Ivy memperhatikan cowok itu dari tempatnya berdiri sekarang. Ia masih tak habis pikir bagaimana Devon akan mengubah tim putra Allegia dari pecundang menjadi pemenang. Perlu keajaiban sih sepertinya, tapi mungkin cowok itu sendiri adalah keajaiban yang tim sekolahnya tunggu-tunggu.
"Lalu bagaimana kabar kalian sekarang?"
"Sudah lebih baik." Noah mengangguk. "Aku dan Devon mencoba bicara pada semua anggota tim sebelum Devon pindah. Kita coba membuat mereka percaya kalau bukan Devonlah yang menyebabkan tim kita hebat, tapi individu di dalam tim. Devon juga bilang kalau kepindahannya ke Allegia tidak ada hubungannya dengan tim basket kalian. Kalian tidak melakukan apapun untuk menghasut Devon agar pindah. Semuanya adalah pertimbangan pribadi dan keluarganya."

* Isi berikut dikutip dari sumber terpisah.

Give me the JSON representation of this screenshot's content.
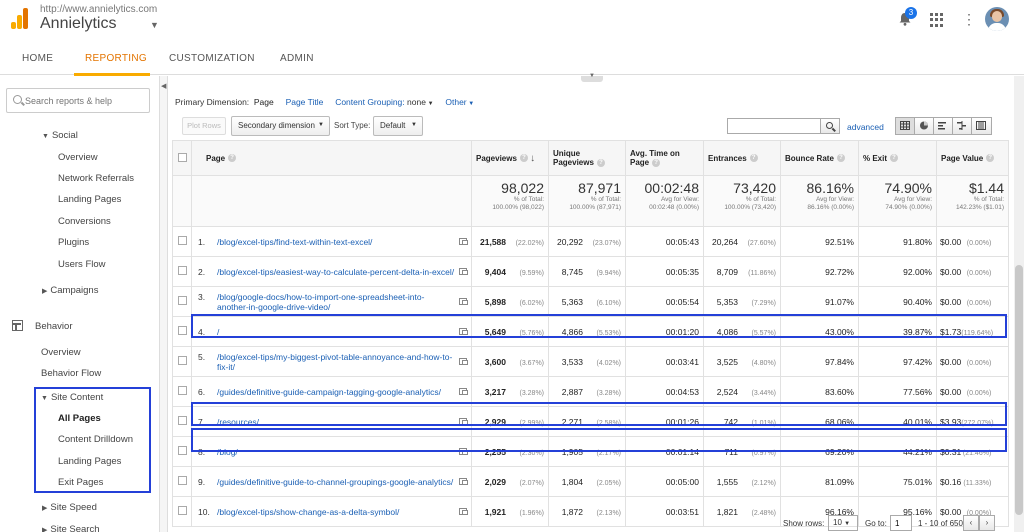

Dalam hal ini, keluarga pastilah maksudnya adalah ibunya. Dari awal Ivy yakin betul kalau cowok itu terpaksa pindah karena permintaan ibunya. Entah untuk menjaga Ivy, mendekati Ivy, atau apapun. Yang jelas tidak mungkin keinginan itu berasal murni dari diri Devon mengingat betapa cowok itu membenci Allegia.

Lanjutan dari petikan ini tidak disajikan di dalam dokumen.